- Recent NHS England data show that A&E visits in April 2020 were 57% lower than in April 2019 and were the lowest monthly number since records began in 2010. This chart explores how COVID-19 is changing use of emergency care on a regional level.
- Falls in visits to A&E in March and April 2020 were very similar across regions. There were bigger falls in April, the first full month of the lockdown, than in March. The fall was also always greater in minor units than major units. Reductions were slightly larger in London than other regions.
- There is more variation in reductions in emergency admissions through major A&E units. In March, there were larger percentage falls in admissions in London (30%) relative to the rest of the country (18-22%). In April, London again saw the largest fall in admissions (45%). Another five regions had falls of between 34% and 40%, with the North West an outlier, seeing a reduction of just 28%.
How is the changing use of emergency care playing out at a regional level?
The changes in A&E visits during the early stages of the COVID-19 pandemic were similar across all regions, despite differences in the timing and infection rates.
The number of A&E visits fell in both March and April relative to the same month in 2019. Falls were greater in April than in March, which is to be expected as the lockdown only started midway through March. The percentage reduction in visits is always larger for minor units than major units. This is consistent with patients with less severe conditions being directed towards other services, such as NHS 111, GPs or pharmacies, or not seeking medical help at all.
Are there any differences emerging between regions?
The percentage fall in A&E visits was slightly larger in London than in other regions, in both March and April. London was badly hit at the start of the pandemic, but the overall pattern by region is not strongly related to the spread of COVID-19. For example, there was a 26.5% reduction in major A&E visits in the Midlands during March, where early infection rates were high, but a similar 27% fall in the South West where initial infection rates were low.

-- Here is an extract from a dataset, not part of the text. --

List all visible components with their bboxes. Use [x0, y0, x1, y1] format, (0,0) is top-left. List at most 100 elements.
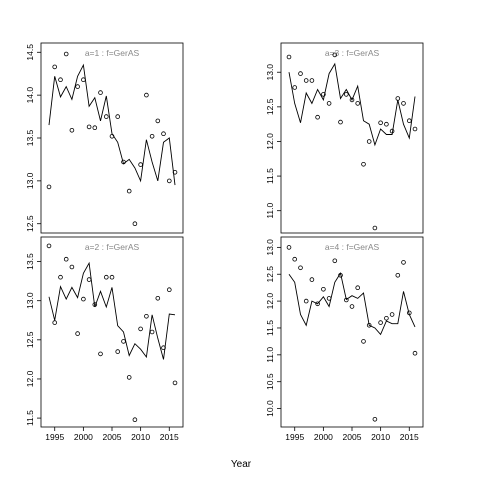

In all cases, the percentage fall in emergency admissions through major A&E units was smaller than the drop in the number of visits. However, there is more regional variation in how the number of emergency admissions has changed. In March, admissions fell by 30% in London, while in all other regions the falls ranged from 18–22%. In April, emergency admission through major A&E units in London fell by 45%. Five regions had reductions of between 34–40%. The North West was an outlier, with a reduction of just 28%. This compares to a fall of 35% in the South East, which had similar percentage fall in major A&E visits.
It is important to note that the change in emergency admissions through A&E will depend on the patients that arrive in A&E, and the decisions of clinicians about whether they should be admitted. The local prevalence of COVID-19 may affect how many patients who may have COVID-19 arrive at A&E. It may also affect decisions about whether to admit patients. Clinicians must balance the need of A&E patients to receive inpatient care, with the risk that the patient could catch COVID-19 in hospital. There may also be additional concerns about the capacity of the hospital to treat both current and future COVID-19 patients.
These charts explore the regional breakdown in England of A&E visits and emergency admissions via major A&E units. In the coming weeks we will publish further analysis exploring the regional picture for ambulance incidents.